Ten Neighborhood Prosecution Teams were launched over the past year in Jackson County. Marva Moses is part of the Hickman Mills Prevention Coalition. She's teaming up with the prosecution team in her neighborhood because she says she's already seen too many children lose their lives to violence.

"Looking out for all of them, not just mine it's easy to say, 'Mine is fine, and as long as mine is fine, I'm good,'" she said. "The reality is, as long as the block is not fine, yours isn't fine -- that's the ugly truth about it."

Baker says at first people were slow to trust the prosecution teams.

"We were viewed very suspiciously, you know, 'What are you doing here?'" said Peters Baker. "'What do you mean you're going to walk door to door? What do you mean you're going to talk to neighbors?' Now the perception has greatly changed."

Teams go door-to-door speaking with neighbors and businesses to talk about what's plaguing their streets. Peters Baker says gaining their trust, getting people to talk back has been key to cracking crime.

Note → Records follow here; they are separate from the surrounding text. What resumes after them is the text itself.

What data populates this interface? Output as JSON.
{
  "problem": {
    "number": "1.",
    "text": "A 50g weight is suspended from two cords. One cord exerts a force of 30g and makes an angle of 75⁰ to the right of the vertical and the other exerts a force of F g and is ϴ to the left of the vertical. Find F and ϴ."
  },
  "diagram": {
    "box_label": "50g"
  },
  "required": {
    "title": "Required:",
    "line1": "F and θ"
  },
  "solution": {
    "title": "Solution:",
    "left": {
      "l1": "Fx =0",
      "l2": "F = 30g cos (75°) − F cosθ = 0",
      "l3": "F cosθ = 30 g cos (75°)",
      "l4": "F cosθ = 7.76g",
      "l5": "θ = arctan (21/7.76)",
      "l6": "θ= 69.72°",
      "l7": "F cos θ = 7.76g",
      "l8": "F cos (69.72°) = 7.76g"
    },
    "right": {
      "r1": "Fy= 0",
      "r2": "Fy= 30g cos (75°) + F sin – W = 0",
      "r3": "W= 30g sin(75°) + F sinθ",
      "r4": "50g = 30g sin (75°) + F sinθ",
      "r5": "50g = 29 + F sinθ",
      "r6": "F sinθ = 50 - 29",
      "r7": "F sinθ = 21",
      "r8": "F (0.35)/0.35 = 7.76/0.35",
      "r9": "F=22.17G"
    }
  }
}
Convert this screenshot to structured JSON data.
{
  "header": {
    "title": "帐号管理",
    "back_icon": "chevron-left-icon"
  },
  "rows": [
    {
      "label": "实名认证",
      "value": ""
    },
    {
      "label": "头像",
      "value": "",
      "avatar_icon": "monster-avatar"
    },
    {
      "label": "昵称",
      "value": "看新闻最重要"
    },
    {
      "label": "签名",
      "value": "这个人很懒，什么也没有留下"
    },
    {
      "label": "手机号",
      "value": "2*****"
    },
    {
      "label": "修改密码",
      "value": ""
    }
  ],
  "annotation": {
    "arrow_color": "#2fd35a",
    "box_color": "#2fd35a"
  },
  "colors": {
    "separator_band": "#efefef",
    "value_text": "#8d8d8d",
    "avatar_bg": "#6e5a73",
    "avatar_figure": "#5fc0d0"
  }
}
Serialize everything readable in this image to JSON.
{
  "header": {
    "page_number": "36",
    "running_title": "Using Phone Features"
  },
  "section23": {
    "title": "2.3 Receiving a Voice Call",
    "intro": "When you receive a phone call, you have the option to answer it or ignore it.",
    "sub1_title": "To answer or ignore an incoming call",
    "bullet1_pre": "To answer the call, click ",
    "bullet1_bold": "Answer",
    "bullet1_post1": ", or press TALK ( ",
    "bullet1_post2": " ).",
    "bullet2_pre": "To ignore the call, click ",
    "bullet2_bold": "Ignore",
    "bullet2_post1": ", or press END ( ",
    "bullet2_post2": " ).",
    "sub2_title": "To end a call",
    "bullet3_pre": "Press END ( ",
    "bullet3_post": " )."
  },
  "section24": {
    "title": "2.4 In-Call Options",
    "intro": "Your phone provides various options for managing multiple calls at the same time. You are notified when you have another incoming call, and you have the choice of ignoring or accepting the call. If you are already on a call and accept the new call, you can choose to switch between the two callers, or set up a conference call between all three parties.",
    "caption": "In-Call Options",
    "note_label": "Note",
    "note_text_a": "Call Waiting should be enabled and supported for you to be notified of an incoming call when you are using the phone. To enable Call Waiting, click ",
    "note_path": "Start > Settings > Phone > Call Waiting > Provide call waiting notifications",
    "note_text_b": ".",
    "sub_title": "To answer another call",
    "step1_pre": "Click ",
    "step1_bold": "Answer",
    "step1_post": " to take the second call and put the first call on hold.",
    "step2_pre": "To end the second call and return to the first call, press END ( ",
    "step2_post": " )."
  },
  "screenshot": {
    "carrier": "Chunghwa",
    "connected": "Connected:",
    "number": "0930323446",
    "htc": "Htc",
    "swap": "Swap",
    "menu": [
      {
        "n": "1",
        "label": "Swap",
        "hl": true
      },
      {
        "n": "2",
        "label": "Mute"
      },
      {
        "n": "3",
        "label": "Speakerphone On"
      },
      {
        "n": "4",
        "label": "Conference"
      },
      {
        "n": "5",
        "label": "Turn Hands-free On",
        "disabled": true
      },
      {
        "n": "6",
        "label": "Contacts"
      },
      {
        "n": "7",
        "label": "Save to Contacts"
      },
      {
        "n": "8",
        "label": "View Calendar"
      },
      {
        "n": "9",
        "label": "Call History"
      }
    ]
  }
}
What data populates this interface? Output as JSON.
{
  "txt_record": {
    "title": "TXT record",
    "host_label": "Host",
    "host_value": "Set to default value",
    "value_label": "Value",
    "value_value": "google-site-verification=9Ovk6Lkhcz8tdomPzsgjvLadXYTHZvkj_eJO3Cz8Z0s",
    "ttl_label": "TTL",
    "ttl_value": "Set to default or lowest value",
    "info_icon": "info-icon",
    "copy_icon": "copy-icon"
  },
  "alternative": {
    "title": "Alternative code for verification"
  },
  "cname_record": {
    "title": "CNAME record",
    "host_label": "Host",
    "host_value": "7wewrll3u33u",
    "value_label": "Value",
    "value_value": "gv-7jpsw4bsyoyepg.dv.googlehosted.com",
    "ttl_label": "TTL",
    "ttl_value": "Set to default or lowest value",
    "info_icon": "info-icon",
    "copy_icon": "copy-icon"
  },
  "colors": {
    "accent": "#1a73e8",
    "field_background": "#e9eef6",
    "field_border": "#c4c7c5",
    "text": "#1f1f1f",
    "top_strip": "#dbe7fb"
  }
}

"I've seen it work and I know that it does work," she said.

One success story is in the neighborhood of 27th and Prospect where the first team launched last year.

"They all kept pointing to the same blue house," said Peters Baker. "We got a lot of directives about, 'Hey lady, if you want to do something you need to do something about the blue house,' so we did more looking and checking into the blue house. [We learned] that was a very hot drug house and we were able to get that drug house shut down."

The prosecutor says that one house -- as in many cases -- was destroying the neighborhood. But she says now people are resting a little easier.

Moses says it takes a village to raise a child -- in this case a neighborhood. She says she'll do whatever it takes to keep more kids safe.

"I'm tired of mourning for kids," she said. "It's unacceptable that we are losing our young people at such an alarming rate it's very, very scary and some of it can be avoided."